Shirsh Kumar created ARTEMIS-4947:
-------------------------------------
Summary: Out of Memory on too many connecting/disconnecting clients
Key: ARTEMIS-4947
URL: https://issues.apache.org/jira/browse/ARTEMIS-4947
Project: ActiveMQ Artemis
Issue Type: Bug
Reporter: Shirsh Kumar
Attachments: Histogram_otherObjects.png,
NettyAcceptor_ConnectionsAllowed_2000.png, QueueImpl_Objects.png, broker.xml
I was trying to use Artemis ActiveMQ broker with Kubernetes using Artemis
cloud's
[activemq-artemis-operator|https://github.com/artemiscloud/activemq-artemis-operator]
*Usecase* (Short Lived Clients): It consists of clients connecting to broker,
subscribing to topics and disconnecting after 1 or 2 minutes.

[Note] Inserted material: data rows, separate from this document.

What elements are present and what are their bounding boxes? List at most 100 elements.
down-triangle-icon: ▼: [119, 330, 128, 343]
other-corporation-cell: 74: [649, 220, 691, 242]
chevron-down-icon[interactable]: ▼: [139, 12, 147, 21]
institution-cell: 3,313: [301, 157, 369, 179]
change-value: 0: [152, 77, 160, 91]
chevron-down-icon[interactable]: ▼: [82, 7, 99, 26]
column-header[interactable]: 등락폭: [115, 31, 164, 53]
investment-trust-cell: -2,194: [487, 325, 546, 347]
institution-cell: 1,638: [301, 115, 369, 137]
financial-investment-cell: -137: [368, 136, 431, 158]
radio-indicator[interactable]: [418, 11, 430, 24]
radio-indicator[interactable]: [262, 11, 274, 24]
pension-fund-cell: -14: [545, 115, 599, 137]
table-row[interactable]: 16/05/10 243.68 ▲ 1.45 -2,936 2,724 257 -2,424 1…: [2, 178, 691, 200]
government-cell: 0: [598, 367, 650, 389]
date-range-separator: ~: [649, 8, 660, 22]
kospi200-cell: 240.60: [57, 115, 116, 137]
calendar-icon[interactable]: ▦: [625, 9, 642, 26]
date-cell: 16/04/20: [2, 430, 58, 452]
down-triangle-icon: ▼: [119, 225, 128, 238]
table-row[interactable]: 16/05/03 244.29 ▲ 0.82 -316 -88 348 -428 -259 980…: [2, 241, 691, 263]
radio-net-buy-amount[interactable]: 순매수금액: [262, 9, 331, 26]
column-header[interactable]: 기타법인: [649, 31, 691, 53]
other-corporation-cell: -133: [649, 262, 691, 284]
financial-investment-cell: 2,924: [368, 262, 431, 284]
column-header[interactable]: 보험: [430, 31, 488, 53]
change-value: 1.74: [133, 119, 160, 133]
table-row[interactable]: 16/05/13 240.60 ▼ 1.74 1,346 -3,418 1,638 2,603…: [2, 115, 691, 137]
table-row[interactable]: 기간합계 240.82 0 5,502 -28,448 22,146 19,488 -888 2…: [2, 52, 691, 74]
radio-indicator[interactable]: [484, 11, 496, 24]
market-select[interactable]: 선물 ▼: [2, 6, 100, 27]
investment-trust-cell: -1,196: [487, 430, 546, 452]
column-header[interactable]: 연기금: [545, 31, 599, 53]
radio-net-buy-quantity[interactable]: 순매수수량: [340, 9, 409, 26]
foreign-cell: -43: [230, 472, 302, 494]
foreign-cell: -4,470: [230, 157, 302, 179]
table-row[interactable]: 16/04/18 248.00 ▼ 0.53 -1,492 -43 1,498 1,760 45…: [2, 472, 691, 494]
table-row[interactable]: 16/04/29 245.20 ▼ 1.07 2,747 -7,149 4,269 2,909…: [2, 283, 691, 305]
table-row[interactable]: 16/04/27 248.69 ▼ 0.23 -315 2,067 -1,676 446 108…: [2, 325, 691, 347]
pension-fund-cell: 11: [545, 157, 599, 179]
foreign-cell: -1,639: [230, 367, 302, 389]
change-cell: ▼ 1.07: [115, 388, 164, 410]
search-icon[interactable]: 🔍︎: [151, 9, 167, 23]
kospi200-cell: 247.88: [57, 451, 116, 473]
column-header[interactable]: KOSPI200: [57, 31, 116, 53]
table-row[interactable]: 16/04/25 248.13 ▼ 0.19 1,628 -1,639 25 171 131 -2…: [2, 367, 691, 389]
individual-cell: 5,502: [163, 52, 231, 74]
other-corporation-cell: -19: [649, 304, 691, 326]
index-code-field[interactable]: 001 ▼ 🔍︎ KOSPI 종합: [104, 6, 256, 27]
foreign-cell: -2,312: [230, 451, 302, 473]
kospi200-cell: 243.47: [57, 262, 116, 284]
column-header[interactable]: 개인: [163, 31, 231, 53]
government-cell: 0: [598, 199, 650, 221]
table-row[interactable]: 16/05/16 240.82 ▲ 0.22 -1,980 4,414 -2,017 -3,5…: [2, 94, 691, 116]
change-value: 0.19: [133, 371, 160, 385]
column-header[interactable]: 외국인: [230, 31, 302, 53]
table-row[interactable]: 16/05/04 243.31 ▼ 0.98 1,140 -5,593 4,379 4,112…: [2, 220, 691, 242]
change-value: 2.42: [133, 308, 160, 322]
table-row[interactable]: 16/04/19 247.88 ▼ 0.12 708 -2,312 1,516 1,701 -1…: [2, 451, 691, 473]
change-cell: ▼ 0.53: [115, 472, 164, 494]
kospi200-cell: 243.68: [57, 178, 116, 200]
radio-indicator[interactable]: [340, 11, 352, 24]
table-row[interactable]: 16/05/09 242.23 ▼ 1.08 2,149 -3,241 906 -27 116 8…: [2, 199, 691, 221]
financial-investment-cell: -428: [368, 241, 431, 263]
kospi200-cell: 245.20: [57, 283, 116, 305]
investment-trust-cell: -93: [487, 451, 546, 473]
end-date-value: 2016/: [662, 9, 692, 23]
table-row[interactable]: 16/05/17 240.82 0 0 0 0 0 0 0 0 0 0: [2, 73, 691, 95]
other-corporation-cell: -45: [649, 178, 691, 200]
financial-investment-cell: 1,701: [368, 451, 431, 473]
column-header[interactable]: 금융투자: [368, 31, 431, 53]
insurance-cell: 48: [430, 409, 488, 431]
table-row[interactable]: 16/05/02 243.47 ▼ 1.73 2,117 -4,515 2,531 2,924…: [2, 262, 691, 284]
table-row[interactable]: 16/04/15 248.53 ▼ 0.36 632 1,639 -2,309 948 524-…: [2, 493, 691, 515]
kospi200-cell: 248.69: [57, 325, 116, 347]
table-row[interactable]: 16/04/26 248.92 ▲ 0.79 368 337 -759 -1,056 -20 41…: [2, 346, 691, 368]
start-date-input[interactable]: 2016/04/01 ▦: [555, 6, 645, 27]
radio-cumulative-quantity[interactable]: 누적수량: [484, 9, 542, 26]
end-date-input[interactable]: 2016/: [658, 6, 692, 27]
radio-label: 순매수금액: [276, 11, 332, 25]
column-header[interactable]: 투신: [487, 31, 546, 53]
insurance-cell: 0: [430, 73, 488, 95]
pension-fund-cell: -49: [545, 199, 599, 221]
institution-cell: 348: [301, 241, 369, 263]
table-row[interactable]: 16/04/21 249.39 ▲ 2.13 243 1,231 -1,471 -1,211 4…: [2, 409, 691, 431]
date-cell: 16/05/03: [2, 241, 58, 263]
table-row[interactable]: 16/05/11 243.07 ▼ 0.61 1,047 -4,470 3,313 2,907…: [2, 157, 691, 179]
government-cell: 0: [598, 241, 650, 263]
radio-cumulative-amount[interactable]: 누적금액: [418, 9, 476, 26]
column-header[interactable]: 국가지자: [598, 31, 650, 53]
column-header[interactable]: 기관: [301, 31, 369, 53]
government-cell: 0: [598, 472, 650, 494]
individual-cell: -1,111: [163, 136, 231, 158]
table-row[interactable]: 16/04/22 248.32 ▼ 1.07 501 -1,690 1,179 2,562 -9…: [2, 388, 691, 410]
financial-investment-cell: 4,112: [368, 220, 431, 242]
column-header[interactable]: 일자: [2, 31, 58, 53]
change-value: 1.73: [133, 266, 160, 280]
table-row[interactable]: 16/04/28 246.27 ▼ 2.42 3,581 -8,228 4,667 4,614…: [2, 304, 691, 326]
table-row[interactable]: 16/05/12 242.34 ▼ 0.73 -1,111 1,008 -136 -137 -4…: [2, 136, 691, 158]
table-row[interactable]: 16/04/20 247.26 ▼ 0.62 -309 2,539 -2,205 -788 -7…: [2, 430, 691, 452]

The cluster uses the [Artemis Kubernetes image 1.0.28
|https://github.com/artemiscloud/activemq-artemis-broker-kubernetes-image]with
underlying [Artemis broker version
2.35.0|https://activemq.apache.org/components/artemis/download/release-notes-2.35.0]
Kubernetes Pods config:
CPU: 1
Memory: 2 Gi
Max ConnectionsAllowed: 2000
So, to test the stability of the system a load test was done on cluster with
initial 2 pods and scaling allowed till 3 pods.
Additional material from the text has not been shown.